辛味はトウガラシ果実の重要形質である。辛味の強弱に関する嗜好性は、国・地域・用途で異なっており、辛味成分カプサイシノイド含量を制御できる育種技術が求められている。これまでに、生合成経路の一遺伝子であるputative aminotransferase(pAMT)遺伝子の機能欠損がカプサイシノイド含量を激減させることを示した。さらに近年、1.カリブ 原産の栽培種Capsicum chinenseには、トランスポゾンの挿入と転移を介した様々なpAMT変異が存在すること、 2.トランスポゾンの挿入位置が辛味の強弱と相関していることを明らかにしつつある。これら種々のpAMT変異を導入し、その遺伝子マーカーを利用することで辛味程度を簡便に調整できる育種技術を確立できる可能性がある。本研究課題では、pAMT遺伝子の構造変異がトウガラシの辛味低下を引き起こすメカニズムを解明し、それに基づいてカプサイシノイド含量の新規調整法を確立する。

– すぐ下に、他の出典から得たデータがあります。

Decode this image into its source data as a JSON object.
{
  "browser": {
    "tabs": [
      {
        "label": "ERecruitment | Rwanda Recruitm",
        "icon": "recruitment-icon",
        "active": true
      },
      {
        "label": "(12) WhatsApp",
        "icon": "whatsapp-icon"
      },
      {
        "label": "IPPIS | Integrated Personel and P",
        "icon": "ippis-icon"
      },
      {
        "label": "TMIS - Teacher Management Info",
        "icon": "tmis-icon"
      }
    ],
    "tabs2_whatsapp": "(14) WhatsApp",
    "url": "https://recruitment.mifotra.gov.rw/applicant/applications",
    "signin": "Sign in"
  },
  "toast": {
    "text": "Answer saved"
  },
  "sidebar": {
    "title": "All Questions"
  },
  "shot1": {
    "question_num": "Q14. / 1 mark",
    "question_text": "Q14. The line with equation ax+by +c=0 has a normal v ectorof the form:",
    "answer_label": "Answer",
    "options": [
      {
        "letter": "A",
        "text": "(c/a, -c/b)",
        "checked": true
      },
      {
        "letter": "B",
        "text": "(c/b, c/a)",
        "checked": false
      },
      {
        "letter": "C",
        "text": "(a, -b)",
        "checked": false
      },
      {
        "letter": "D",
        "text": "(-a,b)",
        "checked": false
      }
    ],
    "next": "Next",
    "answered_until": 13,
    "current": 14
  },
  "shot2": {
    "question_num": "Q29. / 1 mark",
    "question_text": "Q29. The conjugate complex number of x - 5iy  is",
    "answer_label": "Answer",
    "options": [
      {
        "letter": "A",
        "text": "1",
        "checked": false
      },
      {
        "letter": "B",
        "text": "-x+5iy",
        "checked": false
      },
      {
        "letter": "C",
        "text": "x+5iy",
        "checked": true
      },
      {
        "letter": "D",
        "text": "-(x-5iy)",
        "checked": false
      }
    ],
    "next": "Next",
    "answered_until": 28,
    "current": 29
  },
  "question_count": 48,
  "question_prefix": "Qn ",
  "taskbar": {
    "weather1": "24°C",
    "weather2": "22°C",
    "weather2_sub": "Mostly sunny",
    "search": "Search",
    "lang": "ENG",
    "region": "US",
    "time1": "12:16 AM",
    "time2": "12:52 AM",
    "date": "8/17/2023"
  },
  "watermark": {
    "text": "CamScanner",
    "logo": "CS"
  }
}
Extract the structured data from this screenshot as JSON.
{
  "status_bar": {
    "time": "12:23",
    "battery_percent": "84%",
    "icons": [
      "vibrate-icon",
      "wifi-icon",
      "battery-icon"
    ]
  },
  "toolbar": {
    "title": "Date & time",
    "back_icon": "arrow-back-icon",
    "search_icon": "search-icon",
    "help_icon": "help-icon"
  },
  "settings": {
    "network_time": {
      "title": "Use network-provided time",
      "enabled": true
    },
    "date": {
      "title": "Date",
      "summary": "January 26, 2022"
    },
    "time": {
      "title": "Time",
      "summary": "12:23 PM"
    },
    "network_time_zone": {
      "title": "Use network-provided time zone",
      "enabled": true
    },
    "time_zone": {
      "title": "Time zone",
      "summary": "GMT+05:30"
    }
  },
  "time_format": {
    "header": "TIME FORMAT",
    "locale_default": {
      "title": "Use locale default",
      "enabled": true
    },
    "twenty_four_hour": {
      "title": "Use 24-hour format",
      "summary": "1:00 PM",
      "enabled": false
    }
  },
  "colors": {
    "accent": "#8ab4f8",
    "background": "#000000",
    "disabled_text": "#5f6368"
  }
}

本年度は、辛味系統のレッドハバネロを元にした戻し交雑集団を用いて3種の変異型pAMTとカプサイシノイド含量に及ぼす影響を調査した。結果、戻し交雑集団においても異なるpAMT遺伝子型はカプサイシノイド含量を異なる程度に低下させることを明らかにした。さらに戻し交雑を続けることで、辛味程度だけ異なるトウガラシ系統を育成できると思われる。また研究の過程で、新規のpAMT変異アレルも発見し、塩基配列を調査し、その構造変異を明らかにした。新規アレルにおいてもトランスポゾン挿入が認められ、Capsicum chinenseのpAMTアレルの多様性にトランスポゾンが関与することが示唆された。